Avec le confinement et la fermeture des écoles, la cuisine centrale municipale a vu chuter sa production de 3000 à 600 repas par jour. Un moindre volume mais qui nécessite autant de préparation car tout doit désormais être conditionné en emballage individuel.

“Les gestes barrières, c’est toujours notre quotidien”, précise le directeur Pierre Barbarin. Confinement ou pas, les repas sont en effet préparés dans des conditions rigoureuses d’hygiène et de diététique avec des contrôles constants tout au long de la chaine. Lavage régulier des mains, port de masques, charlottes et manchettes sont ici le lot habituel. La seule chose qui a changé dans cette panoplie, c’est la nature des masques désormais en tissu et faits maison. “Nous passons notre commande annuelle fin janvier mais nous n’avons pas vu arriver nos masques car nous avons subi comme tout le monde la pénurie générale. Alors nos collègues féminines en ont fabriqué pour l’ensemble du personnel”, explique le directeur.

“Nous continuons de fonctionner comme auparavant, tous les jours du lundi au vendredi, même jours fériés.” Située à quelques pas de la plaine des jeux de Tujac, la cuisine centrale alimente en temps normal les écoles et crèches publiques de la Ville ainsi que le service de portage de repas à domicile et 4 à 5 repas aux pompiers. Evidemment, avec la fermeture des écoles et par conséquence des cantines scolaires, la production a fortement chuté.

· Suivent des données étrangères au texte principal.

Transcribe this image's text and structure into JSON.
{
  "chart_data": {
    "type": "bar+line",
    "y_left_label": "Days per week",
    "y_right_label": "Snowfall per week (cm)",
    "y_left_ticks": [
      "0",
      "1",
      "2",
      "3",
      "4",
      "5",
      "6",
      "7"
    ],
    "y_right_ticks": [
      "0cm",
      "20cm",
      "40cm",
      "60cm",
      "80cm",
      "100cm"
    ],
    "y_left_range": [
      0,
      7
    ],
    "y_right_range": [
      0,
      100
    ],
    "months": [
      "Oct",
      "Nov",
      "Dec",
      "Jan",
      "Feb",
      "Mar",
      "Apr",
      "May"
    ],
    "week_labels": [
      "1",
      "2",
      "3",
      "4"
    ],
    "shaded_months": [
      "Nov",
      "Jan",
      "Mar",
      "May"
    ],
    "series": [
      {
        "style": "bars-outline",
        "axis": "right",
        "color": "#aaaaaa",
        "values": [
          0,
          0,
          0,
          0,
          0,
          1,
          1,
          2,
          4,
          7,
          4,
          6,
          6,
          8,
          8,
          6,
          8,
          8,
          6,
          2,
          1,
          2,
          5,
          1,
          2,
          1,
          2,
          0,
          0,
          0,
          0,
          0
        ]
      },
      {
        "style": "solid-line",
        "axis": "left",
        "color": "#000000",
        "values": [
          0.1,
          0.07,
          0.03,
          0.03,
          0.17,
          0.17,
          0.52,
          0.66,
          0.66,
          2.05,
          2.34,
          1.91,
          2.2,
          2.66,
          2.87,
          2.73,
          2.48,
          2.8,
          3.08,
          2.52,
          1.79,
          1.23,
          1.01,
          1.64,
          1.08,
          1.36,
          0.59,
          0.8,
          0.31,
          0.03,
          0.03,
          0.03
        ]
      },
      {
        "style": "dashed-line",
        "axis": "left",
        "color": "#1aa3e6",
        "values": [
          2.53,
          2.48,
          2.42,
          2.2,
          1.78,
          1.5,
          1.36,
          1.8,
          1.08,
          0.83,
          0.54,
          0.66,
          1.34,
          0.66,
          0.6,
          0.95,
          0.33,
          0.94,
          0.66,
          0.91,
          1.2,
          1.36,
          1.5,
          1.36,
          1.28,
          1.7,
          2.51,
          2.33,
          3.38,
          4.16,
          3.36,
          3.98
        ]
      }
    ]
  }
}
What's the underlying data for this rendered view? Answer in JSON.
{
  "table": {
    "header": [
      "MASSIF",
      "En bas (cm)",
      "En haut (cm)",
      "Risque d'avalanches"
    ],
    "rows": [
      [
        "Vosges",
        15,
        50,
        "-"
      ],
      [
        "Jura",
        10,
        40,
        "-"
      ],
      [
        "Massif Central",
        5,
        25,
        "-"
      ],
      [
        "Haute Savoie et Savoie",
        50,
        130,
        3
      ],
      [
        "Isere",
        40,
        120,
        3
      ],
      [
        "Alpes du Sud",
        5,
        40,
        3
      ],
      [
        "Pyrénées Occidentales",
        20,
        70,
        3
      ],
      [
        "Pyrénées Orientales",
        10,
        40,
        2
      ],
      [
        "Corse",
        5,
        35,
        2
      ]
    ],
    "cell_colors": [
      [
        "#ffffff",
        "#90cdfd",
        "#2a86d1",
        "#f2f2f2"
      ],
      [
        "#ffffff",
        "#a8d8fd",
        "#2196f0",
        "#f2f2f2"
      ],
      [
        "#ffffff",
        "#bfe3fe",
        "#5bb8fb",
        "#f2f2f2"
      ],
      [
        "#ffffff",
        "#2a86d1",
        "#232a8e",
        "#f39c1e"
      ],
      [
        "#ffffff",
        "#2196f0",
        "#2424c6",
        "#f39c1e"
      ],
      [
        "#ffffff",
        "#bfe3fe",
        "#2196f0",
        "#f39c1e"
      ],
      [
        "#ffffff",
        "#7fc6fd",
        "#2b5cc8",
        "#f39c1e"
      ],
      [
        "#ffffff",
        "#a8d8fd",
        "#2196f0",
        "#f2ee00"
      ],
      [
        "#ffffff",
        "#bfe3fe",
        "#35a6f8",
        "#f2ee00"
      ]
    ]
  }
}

2400 barquettes individuelles par jour

“Une journée scolaire représente 3000 repas conditionnés en 2600 barquettes. En ce moment, nous tournons entre 600 à 650 repas par jour, mais tout doit être en emballage individuel, ce qui représente quasiment le même nombre de barquettes, 2400 par jour. En terme de logistique, cela équivaut au même volume de travail, presque davantage car notre conditionnement est devenu plus complexe. On va gagner par exemple du temps sur la finition à la main de l’épluchage des carottes ou pommes de terre, mais après cuisson la procédure est alourdie par les manipulations qui ont augmenté. Ce qui dicte notre rythme, c’est le temps de sellage de la barquette… et on ne peut pas aller plus vite que les machines.” Côté effectifs, l’équipement tourne avec 6 personnes en moins, considérées comme à risque et donc confinées. “Chaque jour, 16 agents sur les 20 sont présents pour assurer le fonctionnement avec un roulement de 4 personnes tous les 2 jours.”

Une grande adaptabilité

La cuisine centrale continue ainsi de fournir le service de portage de repas à domicile. Celui-ci a d’ailleurs vu le nombre de bénéficiaires augmenté de 20% avec le confinement (consultez notre article Le CCAS assure le portage de repas en mode sans contact). La cuisine centrale assure aussi les repas des deux crèches, La Clé des chants et Les Poynes, maintenues ouvertes pour accueillir les enfants du personnel soignant hospitalier, et l’école Saint-Germain qui accueillent les plus grands à partir de 3 ans: “cela représente une quinzaine de repas pour enfants et encadrants”.

Le confinement a fait aussi apparaître de nouveaux “clients” dans le giron de la structure municipale: “Nous fournissons les quatre résidences autonomie de la Ville qui disposent de leur propre cuisine mais qui n’ont pas la possibilité de conditionner les repas en individuel. Nous dépannons aussi en ce moment la police municipale qui est fortement sollicitée en lui livrant une vingtaine de repas par jour. Pour la mairie, le fait d’avoir une cuisine centrale autogérée par du personnel municipal permet une grande adaptabilité, ce qui n’est pas le cas dans les communes qui font appel à des prestataires extérieurs.”

La grande inconnue avec le retour des écoliers

Cette adaptabilité sera donc un atout au moment de la réouverture des écoles enclenchée pour le 12 mai prochain. “La difficulté est de connaître le nombre d’élèves qui seront présents, nous n’avons pas de référence. On table sur 30 à 40% des effectifs habituels, mais il y a encore beaucoup trop de paramètres en jeu. En fait, c’est la grande inconnue et on se prépare 2 jours difficiles.” Après le déconfinement, la cuisine centrale va également continuer de fournir une semaine supplémentaire les résidences autonomie.